Proof of.-Sufficient cause is proved either by the oath of the petitioner, or by petition supported by an affidavit-Damodur Doss vs. Choonee Bebee, 2 Hyde, 226 ; Haradatrai vs. Victoria Finance Association, 3 Bom., 60; Anund Moyee vs. Anund Soondur, 13 W. R., 237; and if the requirements of the section are carried out, the application cannot be refused on other grounds, such as that the ancestors of the applicants were parties to the original proceedings out of which the case arose-Doorgaranee vs. Jadub Chunder, 5 W. R., Mis., 11.
The onus of proof lies on the applicant-Torab Ali vs. Chooramun, 24 W. R., 262; but if he makes out a prima facie case, the other party must rebut it-Jhutoo Kooer vs. Lulita, 22 W. R., 423.
Divorce.- As to how a decree nisi granted ex-parte may be attacked, see Stephen vs. Stephen, I. L. R., 17 Cal., 570.
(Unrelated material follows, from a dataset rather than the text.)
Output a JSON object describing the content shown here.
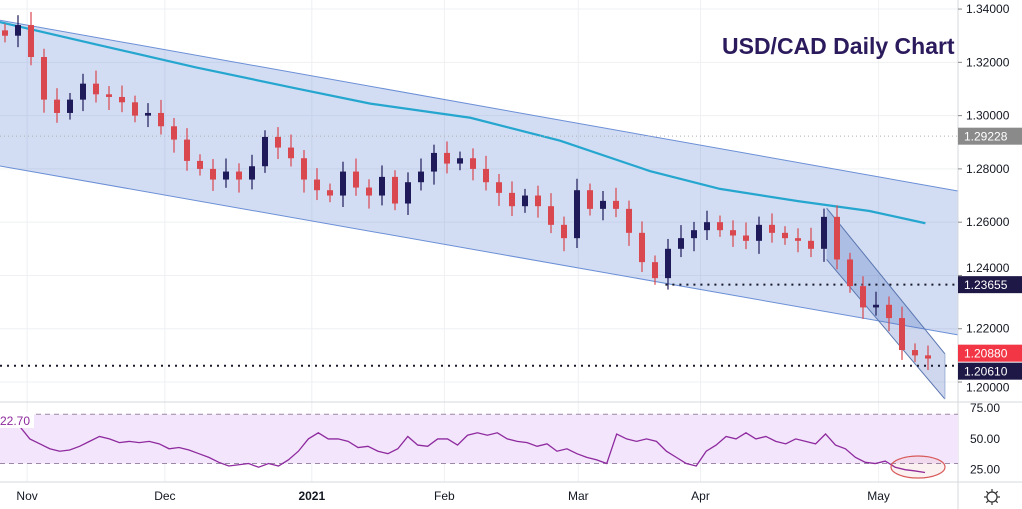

Limitation.- Under Art. 161, Sched. II of the Limitation Act, the application should be made within 30 days from the date of executing any process for enforcing judgment. This thirty days begins to run from the first actual and complete execution of any process-Gholam Ahyah vs. Sham Soondur, 7 W. R., 375; Bhaobunessury vs. Judobendra, I. L. R., 9 Cal., 869 ; Sunraj vs. Ambika, I. L. R., 6 Alla., 144. Whether against the person or property of the defendant-Shib Chunder vs. Luckhee Debia, 6 W. R., Mis., 51; and process against the person of the debtor is not necessary-Baba Bruhm Purgash vs. Dumree Lalí, 1 Alla., 133. Thus attachment, irrespective of the sale under it is sufficient-Bhaobunessury vs. Judobendra, I. L. R., 9 Cal., 869; Radha Binode vs. Digamburee Dassee, B. L. R., (F.B.) 917; nor is notice of the process on the debtor necessary-Shumboo Chunder vs. Ram Lall, 13 W. R., 436 ; for if the process has been duly executed the law presumes that the judgment-debtor must know of it-Boro Khosiah vs. Jata Sirdar, 15 W. R., 315. But mere notice of execution is not a process, and is insufficient-Poorno Chunder vs. Prosonno Coomar, I. L. R., 2 Cal., 123; and see Sunraj vs. Ambika, I. L. R., 6 Alla., 144.
Before a Judge can enter into an enquiry whether notice has or has not been served on the applicant in first instance, when the suit was commenced, he must first determine if the application for re-hearing has been made in proper time-In the matter of Pearee Mohun Dutt, 11 W. R., 310.
Not Debtor's Property.—The limit is within 30 days from the process for enforcing judgment, and this means process against the person or property of the judgmentdebtor; and if the process is not personal, time does not begin to run until his property has been affected. So a judgment-debtor is not debarred from coming in more than 30 days after attachment, provided he shows the property attached is not his-Shib Chunder vs. Luckhee Debia, 6 W. R., Mis., 51; Sookh Moyee vs. Normooda, 15 W. R., 210; but nothing less than this amount of proof will suffice. Where defendant petitioned that he had been obliged to leave his village and settle in a place 24 miles distant, and that he was not in possession of the lands against which the process issued, the petition was rejected-Kalee Prosad vs. Digambur, 25 W. R., 72.